All’inizio degli anni Novanta il carro armato non è più il simbolo di supremazia militare, il conflitto via terra è sostituito dal controllo degli spazi aerei e il nuovo simbolo di questo cambio strategico sono i droni. Usati per la prima volta in modo non sperimentale durante la Guerra del Golfo, i droni si rivelano essenziali per la loro dualità: discreti nel monitoraggio di obiettivi sensibili e precisi nelle fasi offensive.

Dopo gli attentati dell’11 settembre, l’uso di droni da combattimento in zone di guerra viene applicato su larga scala dalle amministrazioni Clinton, Bush e Obama. Afghanistan, Pakistan, Somalia, Yemen, Iraq, Siria e tutti i paesi coinvolti nella guerra al terrorismo diventano terreno di sperimentazione per un conflitto che non è più tra uomo e uomo, ma tra uomo e macchina.

Oggi, dopo numerose inchieste, sappiamo che spesso l’addestramento o il reclutamento dei militari che operano i droni parte dal mondo dei videogame.

Nel 2014, la regista Tonje Hessen Schei ha prodotto DRONE, un documentario sui legami che l’industria militare ha con quella dell’intrattenimento. Il lavoro di Schei evidenzia la deumanizzazione dei meccanismi di guerra, e di conseguenza dei target proposti ai “piloti,” attraverso una componente ludica.

Anche Omar Fast, video artist israeliano, ha deciso di sottolineare con una sua installazione il legame tra droni e videogiochi. Il nome dell’opera è 5,000 Feet is the Best, perché 5,000 piedi è l’altitudine più adatta per l’utilizzo di un drone, e in una triste coincidenza la sua rappresentazione è straordinariamente simile al layout di Stocker, il gioco arcade citato da Vincent in Il Colore dei Soldi.

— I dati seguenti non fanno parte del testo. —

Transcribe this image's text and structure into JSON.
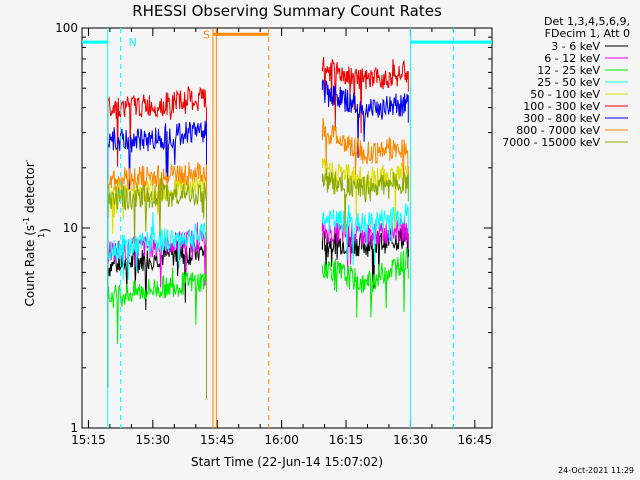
{
  "chart_data": {
    "type": "line",
    "title": "RHESSI Observing Summary Count Rates",
    "xlabel": "Start Time (22-Jun-14 15:07:02)",
    "ylabel_main": "Count Rate (s",
    "ylabel_sup1": "-1",
    "ylabel_mid": " detector",
    "ylabel_sup2": "-1",
    "ylabel_end": ")",
    "y_scale": "log",
    "ylim": [
      1,
      100
    ],
    "xlim_min": [
      6.5,
      102
    ],
    "x_ticks": [
      {
        "min": 8,
        "label": "15:15"
      },
      {
        "min": 23,
        "label": "15:30"
      },
      {
        "min": 38,
        "label": "15:45"
      },
      {
        "min": 53,
        "label": "16:00"
      },
      {
        "min": 68,
        "label": "16:15"
      },
      {
        "min": 83,
        "label": "16:30"
      },
      {
        "min": 98,
        "label": "16:45"
      }
    ],
    "y_ticks": [
      {
        "value": 1,
        "label": "1"
      },
      {
        "value": 10,
        "label": "10"
      },
      {
        "value": 100,
        "label": "100"
      }
    ],
    "legend_placement": "right",
    "legend_header": [
      "Det 1,3,4,5,6,9,",
      "FDecim 1, Att 0"
    ],
    "segments": [
      {
        "start": 12.5,
        "end": 35.5
      },
      {
        "start": 62.5,
        "end": 82.5
      }
    ],
    "series": [
      {
        "name": "3 - 6 keV",
        "color": "#000000",
        "seg1": [
          6.4,
          7.2,
          7.6
        ],
        "seg2": [
          8.6,
          8.2,
          9.0
        ]
      },
      {
        "name": "6 - 12 keV",
        "color": "#ee00ee",
        "seg1": [
          7.6,
          8.2,
          8.8
        ],
        "seg2": [
          9.6,
          9.2,
          9.8
        ]
      },
      {
        "name": "12 - 25 keV",
        "color": "#00ee00",
        "seg1": [
          4.5,
          5.0,
          5.5
        ],
        "seg2": [
          6.5,
          5.2,
          7.0
        ]
      },
      {
        "name": "25 - 50 keV",
        "color": "#00ffff",
        "seg1": [
          7.8,
          8.6,
          9.3
        ],
        "seg2": [
          11.0,
          10.4,
          11.8
        ]
      },
      {
        "name": "50 - 100 keV",
        "color": "#dddd00",
        "seg1": [
          14.8,
          15.6,
          16.4
        ],
        "seg2": [
          20.0,
          17.5,
          19.0
        ]
      },
      {
        "name": "100 - 300 keV",
        "color": "#ee0000",
        "seg1": [
          40.0,
          41.0,
          44.0
        ],
        "seg2": [
          63.0,
          54.0,
          60.0
        ]
      },
      {
        "name": "300 - 800 keV",
        "color": "#0000ee",
        "seg1": [
          26.5,
          28.0,
          31.5
        ],
        "seg2": [
          49.0,
          38.5,
          42.0
        ]
      },
      {
        "name": "800 - 7000 keV",
        "color": "#ff8800",
        "seg1": [
          17.5,
          18.0,
          19.0
        ],
        "seg2": [
          31.0,
          23.5,
          25.5
        ]
      },
      {
        "name": "7000 - 15000 keV",
        "color": "#88aa00",
        "seg1": [
          14.0,
          14.5,
          15.0
        ],
        "seg2": [
          17.0,
          16.0,
          17.0
        ]
      }
    ],
    "flags": {
      "night": {
        "label": "N",
        "color": "#00ffff",
        "level_value": 85,
        "bars": [
          {
            "start": 6.5,
            "end": 12.5
          },
          {
            "start": 83,
            "end": 102
          }
        ],
        "solid_lines": [
          12.5,
          83
        ],
        "dashed_lines": [
          15.5,
          93
        ]
      },
      "saa": {
        "label": "S",
        "color": "#ff8800",
        "level_value": 93,
        "bars": [
          {
            "start": 37,
            "end": 50
          }
        ],
        "solid_lines": [
          37,
          37.8
        ],
        "dashed_lines": [
          50
        ]
      }
    },
    "timestamp": "24-Oct-2021 11:29"
  }
}
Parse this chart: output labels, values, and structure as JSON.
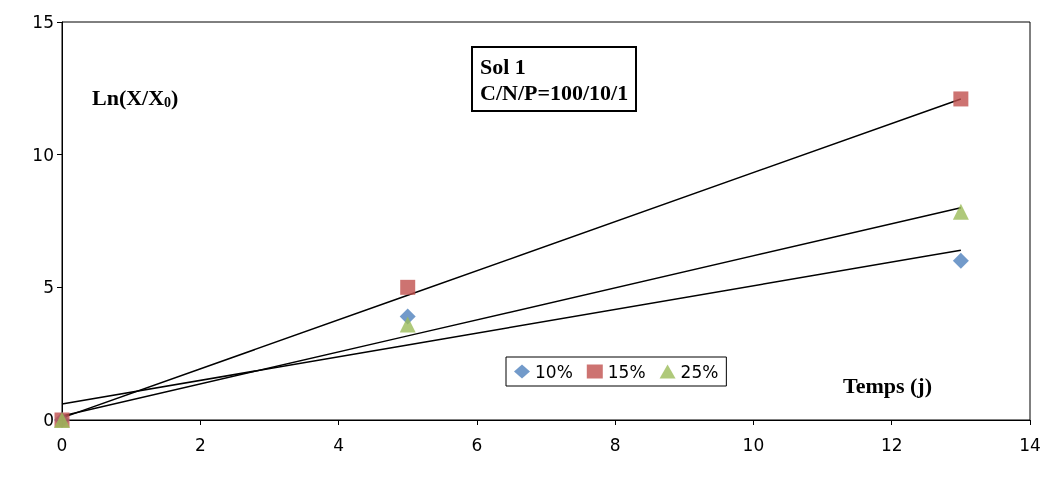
{
  "chart_data": {
    "type": "scatter",
    "title": "Sol 1",
    "subtitle": "C/N/P=100/10/1",
    "xlabel": "Temps (j)",
    "ylabel": "Ln(X/X$_{0}$)",
    "x": [
      0,
      5,
      13
    ],
    "series": [
      {
        "name": "10%",
        "color": "#4f81bd",
        "marker": "diamond",
        "values": [
          0,
          3.9,
          6.0
        ]
      },
      {
        "name": "15%",
        "color": "#c0504d",
        "marker": "square",
        "values": [
          0,
          5.0,
          12.1
        ]
      },
      {
        "name": "25%",
        "color": "#9bbb59",
        "marker": "triangle",
        "values": [
          0,
          3.6,
          7.85
        ]
      },
      {
        "type": "line",
        "color": "#000000",
        "marker": "none",
        "values": [
          0.6,
          2.83,
          6.4
        ]
      },
      {
        "type": "line",
        "color": "#000000",
        "marker": "none",
        "values": [
          0.08,
          4.7,
          12.1
        ]
      },
      {
        "type": "line",
        "color": "#000000",
        "marker": "none",
        "values": [
          0.15,
          3.17,
          8.0
        ]
      }
    ],
    "xlim": [
      0,
      14
    ],
    "xticks": [
      0,
      2,
      4,
      6,
      8,
      10,
      12,
      14
    ],
    "ylim": [
      0,
      15
    ],
    "yticks": [
      0,
      5,
      10,
      15
    ],
    "grid": false,
    "legend": "bottom"
  }
}
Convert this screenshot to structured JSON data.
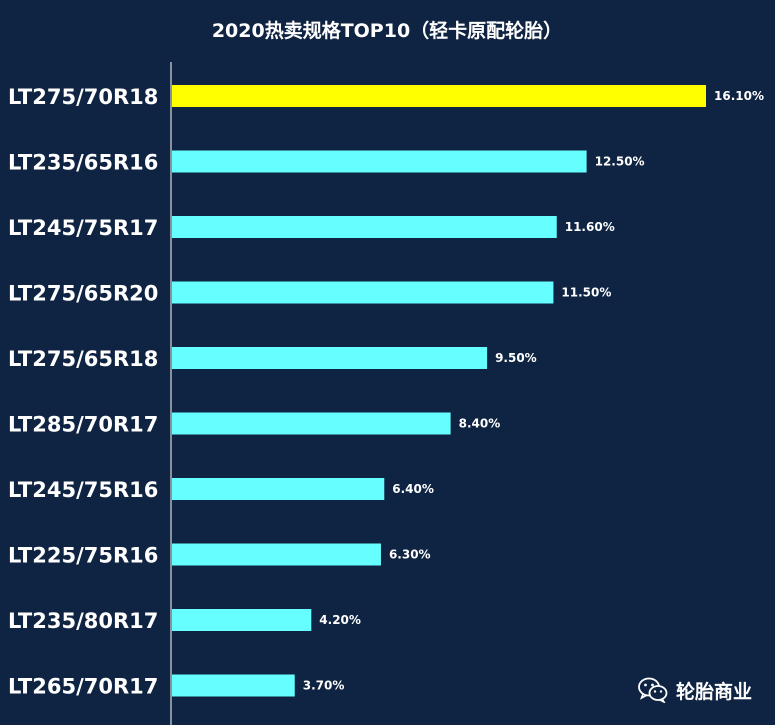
{
  "colors": {
    "background": "#0f2342",
    "highlight_bar": "#ffff00",
    "bar": "#66ffff",
    "text": "#ffffff",
    "axis": "#ffffff"
  },
  "watermark": {
    "icon": "wechat-icon",
    "text": "轮胎商业"
  },
  "chart_data": {
    "type": "bar",
    "orientation": "horizontal",
    "title": "2020热卖规格TOP10（轻卡原配轮胎）",
    "categories": [
      "LT275/70R18",
      "LT235/65R16",
      "LT245/75R17",
      "LT275/65R20",
      "LT275/65R18",
      "LT285/70R17",
      "LT245/75R16",
      "LT225/75R16",
      "LT235/80R17",
      "LT265/70R17"
    ],
    "values": [
      16.1,
      12.5,
      11.6,
      11.5,
      9.5,
      8.4,
      6.4,
      6.3,
      4.2,
      3.7
    ],
    "value_labels": [
      "16.10%",
      "12.50%",
      "11.60%",
      "11.50%",
      "9.50%",
      "8.40%",
      "6.40%",
      "6.30%",
      "4.20%",
      "3.70%"
    ],
    "unit": "%",
    "xlim": [
      0,
      16.1
    ],
    "grid": false,
    "highlight_index": 0
  }
}
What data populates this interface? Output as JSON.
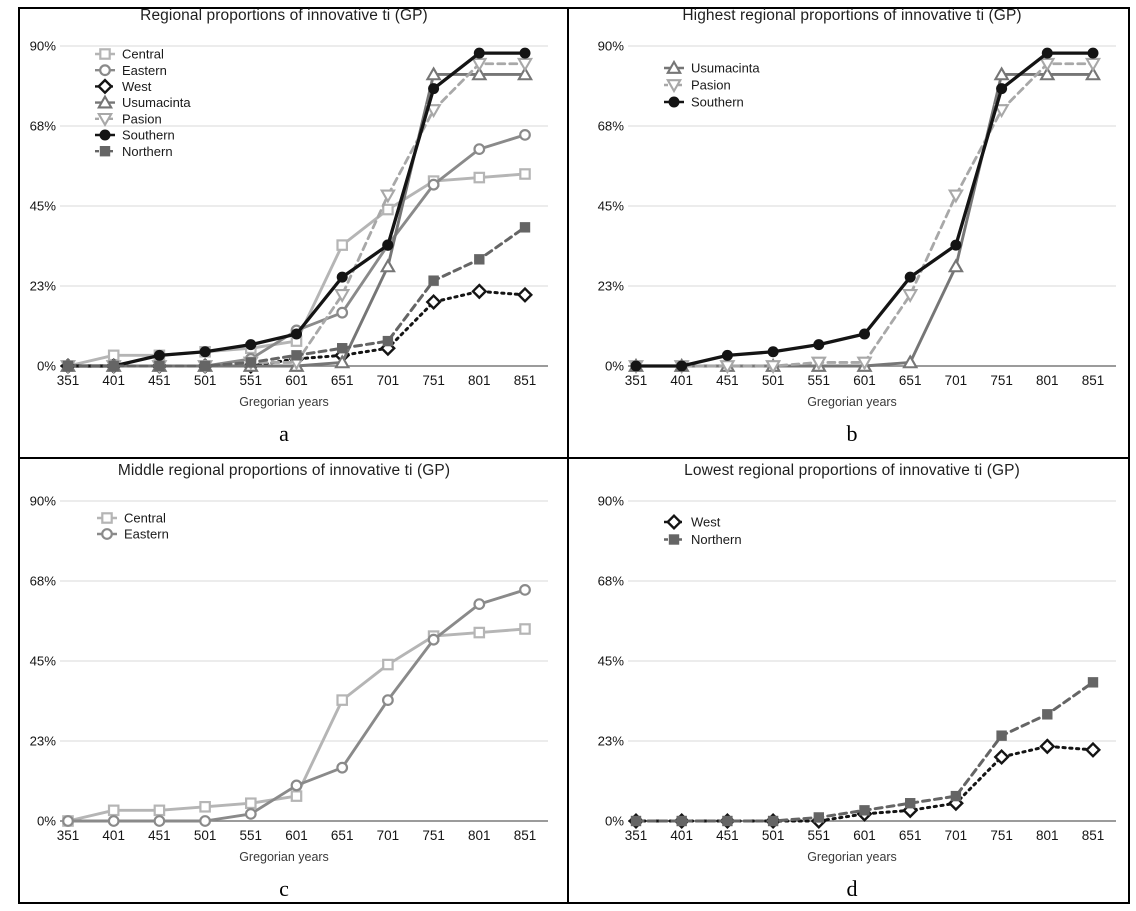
{
  "figure": {
    "background": "#ffffff",
    "border_color": "#000000",
    "gridline_color": "#d8d8d8",
    "axisline_color": "#7a7a7a",
    "text_color": "#1f1f1f"
  },
  "chart_data": [
    {
      "id": "a",
      "type": "line",
      "title": "Regional proportions of innovative ti (GP)",
      "caption": "a",
      "xlabel": "Gregorian years",
      "ylabel": "",
      "x": [
        351,
        401,
        451,
        501,
        551,
        601,
        651,
        701,
        751,
        801,
        851
      ],
      "ylim": [
        0,
        90
      ],
      "ytick_labels": [
        "0%",
        "23%",
        "45%",
        "68%",
        "90%"
      ],
      "grid": true,
      "legend_position": "top-left",
      "series": [
        {
          "name": "Central",
          "values": [
            0,
            3,
            3,
            4,
            5,
            7,
            34,
            44,
            52,
            53,
            54
          ],
          "color": "#b5b5b5",
          "marker": "square-open",
          "line_style": "solid",
          "line_width": 2.9
        },
        {
          "name": "Eastern",
          "values": [
            0,
            0,
            0,
            0,
            2,
            10,
            15,
            34,
            51,
            61,
            65
          ],
          "color": "#8a8a8a",
          "marker": "circle-open",
          "line_style": "solid",
          "line_width": 2.9
        },
        {
          "name": "West",
          "values": [
            0,
            0,
            0,
            0,
            0,
            2,
            3,
            5,
            18,
            21,
            20
          ],
          "color": "#141414",
          "marker": "diamond-open",
          "line_style": "dotted",
          "line_width": 3.0
        },
        {
          "name": "Usumacinta",
          "values": [
            0,
            0,
            0,
            0,
            0,
            0,
            1,
            28,
            82,
            82,
            82
          ],
          "color": "#767676",
          "marker": "triangle-up-open",
          "line_style": "solid",
          "line_width": 2.9
        },
        {
          "name": "Pasion",
          "values": [
            0,
            0,
            0,
            0,
            1,
            1,
            20,
            48,
            72,
            85,
            85
          ],
          "color": "#a8a8a8",
          "marker": "triangle-down-open",
          "line_style": "dashed",
          "line_width": 2.8
        },
        {
          "name": "Southern",
          "values": [
            0,
            0,
            3,
            4,
            6,
            9,
            25,
            34,
            78,
            88,
            88
          ],
          "color": "#141414",
          "marker": "circle-filled",
          "line_style": "solid",
          "line_width": 3.3
        },
        {
          "name": "Northern",
          "values": [
            0,
            0,
            0,
            0,
            1,
            3,
            5,
            7,
            24,
            30,
            39
          ],
          "color": "#656565",
          "marker": "square-filled",
          "line_style": "dashed",
          "line_width": 3.0
        }
      ]
    },
    {
      "id": "b",
      "type": "line",
      "title": "Highest regional proportions of innovative ti (GP)",
      "caption": "b",
      "xlabel": "Gregorian years",
      "ylabel": "",
      "x": [
        351,
        401,
        451,
        501,
        551,
        601,
        651,
        701,
        751,
        801,
        851
      ],
      "ylim": [
        0,
        90
      ],
      "ytick_labels": [
        "0%",
        "23%",
        "45%",
        "68%",
        "90%"
      ],
      "grid": true,
      "legend_position": "top-left",
      "series": [
        {
          "name": "Usumacinta",
          "values": [
            0,
            0,
            0,
            0,
            0,
            0,
            1,
            28,
            82,
            82,
            82
          ],
          "color": "#767676",
          "marker": "triangle-up-open",
          "line_style": "solid",
          "line_width": 2.9
        },
        {
          "name": "Pasion",
          "values": [
            0,
            0,
            0,
            0,
            1,
            1,
            20,
            48,
            72,
            85,
            85
          ],
          "color": "#a8a8a8",
          "marker": "triangle-down-open",
          "line_style": "dashed",
          "line_width": 2.8
        },
        {
          "name": "Southern",
          "values": [
            0,
            0,
            3,
            4,
            6,
            9,
            25,
            34,
            78,
            88,
            88
          ],
          "color": "#141414",
          "marker": "circle-filled",
          "line_style": "solid",
          "line_width": 3.3
        }
      ]
    },
    {
      "id": "c",
      "type": "line",
      "title": "Middle regional proportions of innovative ti (GP)",
      "caption": "c",
      "xlabel": "Gregorian years",
      "ylabel": "",
      "x": [
        351,
        401,
        451,
        501,
        551,
        601,
        651,
        701,
        751,
        801,
        851
      ],
      "ylim": [
        0,
        90
      ],
      "ytick_labels": [
        "0%",
        "23%",
        "45%",
        "68%",
        "90%"
      ],
      "grid": true,
      "legend_position": "top-left",
      "series": [
        {
          "name": "Central",
          "values": [
            0,
            3,
            3,
            4,
            5,
            7,
            34,
            44,
            52,
            53,
            54
          ],
          "color": "#b5b5b5",
          "marker": "square-open",
          "line_style": "solid",
          "line_width": 2.9
        },
        {
          "name": "Eastern",
          "values": [
            0,
            0,
            0,
            0,
            2,
            10,
            15,
            34,
            51,
            61,
            65
          ],
          "color": "#8a8a8a",
          "marker": "circle-open",
          "line_style": "solid",
          "line_width": 2.9
        }
      ]
    },
    {
      "id": "d",
      "type": "line",
      "title": "Lowest regional proportions of innovative ti (GP)",
      "caption": "d",
      "xlabel": "Gregorian years",
      "ylabel": "",
      "x": [
        351,
        401,
        451,
        501,
        551,
        601,
        651,
        701,
        751,
        801,
        851
      ],
      "ylim": [
        0,
        90
      ],
      "ytick_labels": [
        "0%",
        "23%",
        "45%",
        "68%",
        "90%"
      ],
      "grid": true,
      "legend_position": "top-left",
      "series": [
        {
          "name": "West",
          "values": [
            0,
            0,
            0,
            0,
            0,
            2,
            3,
            5,
            18,
            21,
            20
          ],
          "color": "#141414",
          "marker": "diamond-open",
          "line_style": "dotted",
          "line_width": 3.0
        },
        {
          "name": "Northern",
          "values": [
            0,
            0,
            0,
            0,
            1,
            3,
            5,
            7,
            24,
            30,
            39
          ],
          "color": "#656565",
          "marker": "square-filled",
          "line_style": "dashed",
          "line_width": 3.0
        }
      ]
    }
  ]
}
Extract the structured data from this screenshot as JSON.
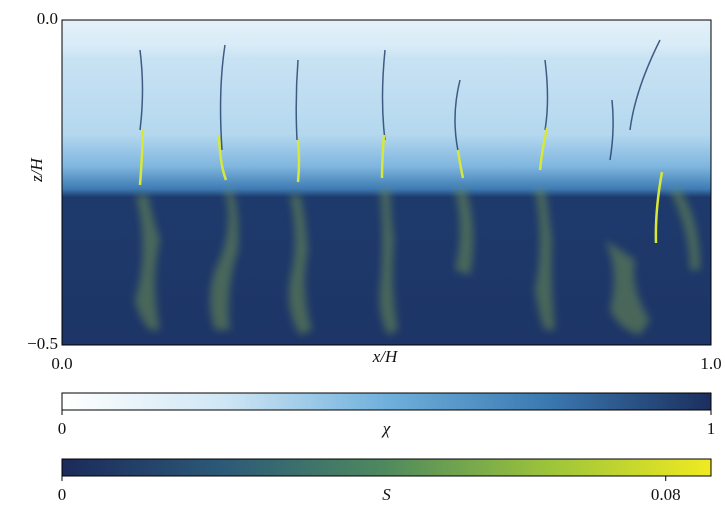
{
  "chart_data": {
    "type": "heatmap",
    "xlabel": "x/H",
    "ylabel": "z/H",
    "xlim": [
      0,
      1
    ],
    "ylim": [
      -0.5,
      0
    ],
    "xticks": [
      {
        "value": 0,
        "label": "0.0"
      },
      {
        "value": 1,
        "label": "1.0"
      }
    ],
    "yticks": [
      {
        "value": 0,
        "label": "0.0"
      },
      {
        "value": -0.5,
        "label": "−0.5"
      }
    ],
    "colorbars": [
      {
        "label": "χ",
        "lim": [
          0,
          1
        ],
        "ticks": [
          0,
          1
        ],
        "colors": [
          "#ffffff",
          "#cfe6f4",
          "#6fb0dc",
          "#3a78b0",
          "#1b2f5e"
        ]
      },
      {
        "label": "S",
        "lim": [
          0,
          0.086
        ],
        "ticks": [
          0,
          0.08
        ],
        "colors": [
          "#1b2a5a",
          "#2c5a78",
          "#4f8a5e",
          "#9cc43a",
          "#f0ea22"
        ]
      }
    ]
  }
}
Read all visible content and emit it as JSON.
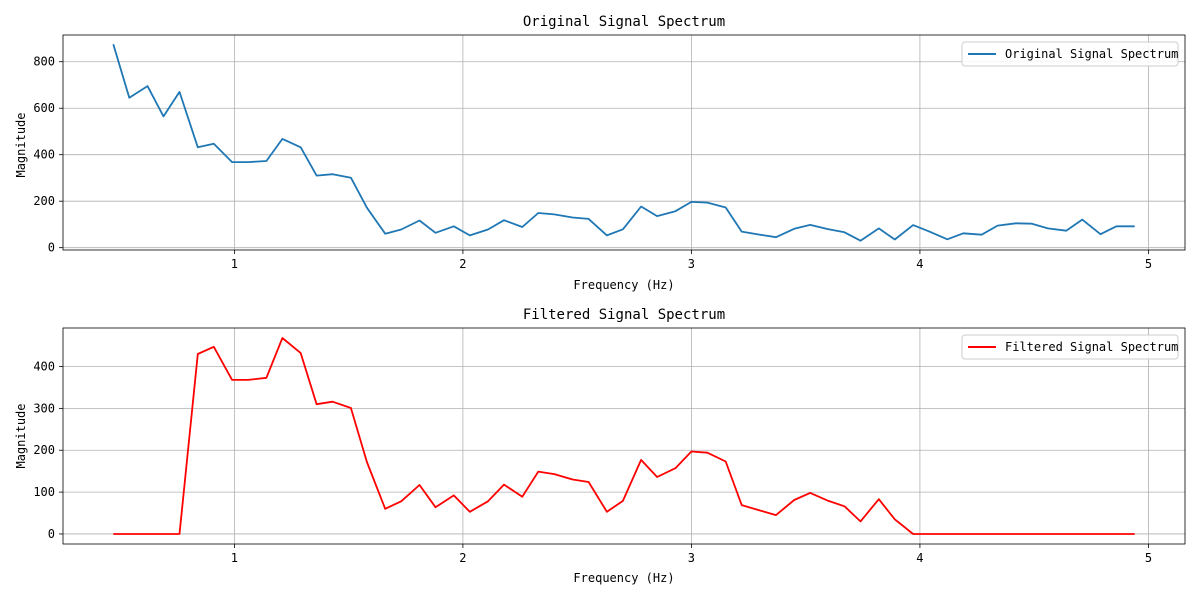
{
  "chart_data": [
    {
      "type": "line",
      "title": "Original Signal Spectrum",
      "xlabel": "Frequency (Hz)",
      "ylabel": "Magnitude",
      "xlim": [
        0.25,
        5.16
      ],
      "ylim": [
        -10,
        915
      ],
      "xticks": [
        1,
        2,
        3,
        4,
        5
      ],
      "yticks": [
        0,
        200,
        400,
        600,
        800
      ],
      "grid": true,
      "legend_position": "top-right",
      "series": [
        {
          "name": "Original Signal Spectrum",
          "color": "#1f77b4",
          "x": [
            0.47,
            0.54,
            0.62,
            0.69,
            0.76,
            0.84,
            0.91,
            0.99,
            1.06,
            1.14,
            1.21,
            1.29,
            1.36,
            1.43,
            1.51,
            1.58,
            1.66,
            1.73,
            1.81,
            1.88,
            1.96,
            2.03,
            2.11,
            2.18,
            2.26,
            2.33,
            2.4,
            2.48,
            2.55,
            2.63,
            2.7,
            2.78,
            2.85,
            2.93,
            3.0,
            3.07,
            3.15,
            3.22,
            3.3,
            3.37,
            3.45,
            3.52,
            3.6,
            3.67,
            3.74,
            3.82,
            3.89,
            3.97,
            4.04,
            4.12,
            4.19,
            4.27,
            4.34,
            4.42,
            4.49,
            4.56,
            4.64,
            4.71,
            4.79,
            4.86,
            4.94
          ],
          "y": [
            875,
            645,
            695,
            565,
            670,
            432,
            447,
            368,
            368,
            373,
            468,
            432,
            310,
            316,
            301,
            172,
            60,
            78,
            117,
            64,
            92,
            53,
            78,
            118,
            89,
            149,
            143,
            130,
            124,
            53,
            79,
            177,
            136,
            157,
            197,
            194,
            173,
            69,
            56,
            45,
            81,
            98,
            79,
            66,
            30,
            83,
            35,
            97,
            70,
            36,
            62,
            56,
            95,
            105,
            103,
            83,
            73,
            121,
            58,
            92,
            92
          ]
        }
      ]
    },
    {
      "type": "line",
      "title": "Filtered Signal Spectrum",
      "xlabel": "Frequency (Hz)",
      "ylabel": "Magnitude",
      "xlim": [
        0.25,
        5.16
      ],
      "ylim": [
        -24,
        492
      ],
      "xticks": [
        1,
        2,
        3,
        4,
        5
      ],
      "yticks": [
        0,
        100,
        200,
        300,
        400
      ],
      "grid": true,
      "legend_position": "top-right",
      "series": [
        {
          "name": "Filtered Signal Spectrum",
          "color": "#ff0000",
          "x": [
            0.47,
            0.54,
            0.62,
            0.69,
            0.76,
            0.84,
            0.91,
            0.99,
            1.06,
            1.14,
            1.21,
            1.29,
            1.36,
            1.43,
            1.51,
            1.58,
            1.66,
            1.73,
            1.81,
            1.88,
            1.96,
            2.03,
            2.11,
            2.18,
            2.26,
            2.33,
            2.4,
            2.48,
            2.55,
            2.63,
            2.7,
            2.78,
            2.85,
            2.93,
            3.0,
            3.07,
            3.15,
            3.22,
            3.3,
            3.37,
            3.45,
            3.52,
            3.6,
            3.67,
            3.74,
            3.82,
            3.89,
            3.97,
            4.04,
            4.12,
            4.19,
            4.27,
            4.34,
            4.42,
            4.49,
            4.56,
            4.64,
            4.71,
            4.79,
            4.86,
            4.94
          ],
          "y": [
            0,
            0,
            0,
            0,
            0,
            430,
            447,
            368,
            368,
            373,
            468,
            432,
            310,
            316,
            301,
            172,
            60,
            78,
            117,
            64,
            92,
            53,
            78,
            118,
            89,
            149,
            143,
            130,
            124,
            53,
            79,
            177,
            136,
            157,
            197,
            194,
            173,
            69,
            56,
            45,
            81,
            98,
            79,
            66,
            30,
            83,
            35,
            0,
            0,
            0,
            0,
            0,
            0,
            0,
            0,
            0,
            0,
            0,
            0,
            0,
            0
          ]
        }
      ]
    }
  ]
}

Oggi lo scambio nel film di Scorsese non è più una battuta alle spalle dei nerd da sala giochi, ma piuttosto l’eco di un’amara verità che ha impiegato più di vent’anni a realizzarsi. Richard Price, che allora era un giovane sceneggiatore, oggi è uno dei più influenti scrittori di Hollywood, in grado di rappresentare le ipocrisie e storture della società americana attraverso i suoi personaggi e quella battuta, così apparentemente fuori luogo in un film sul biliardo, ne è la prova.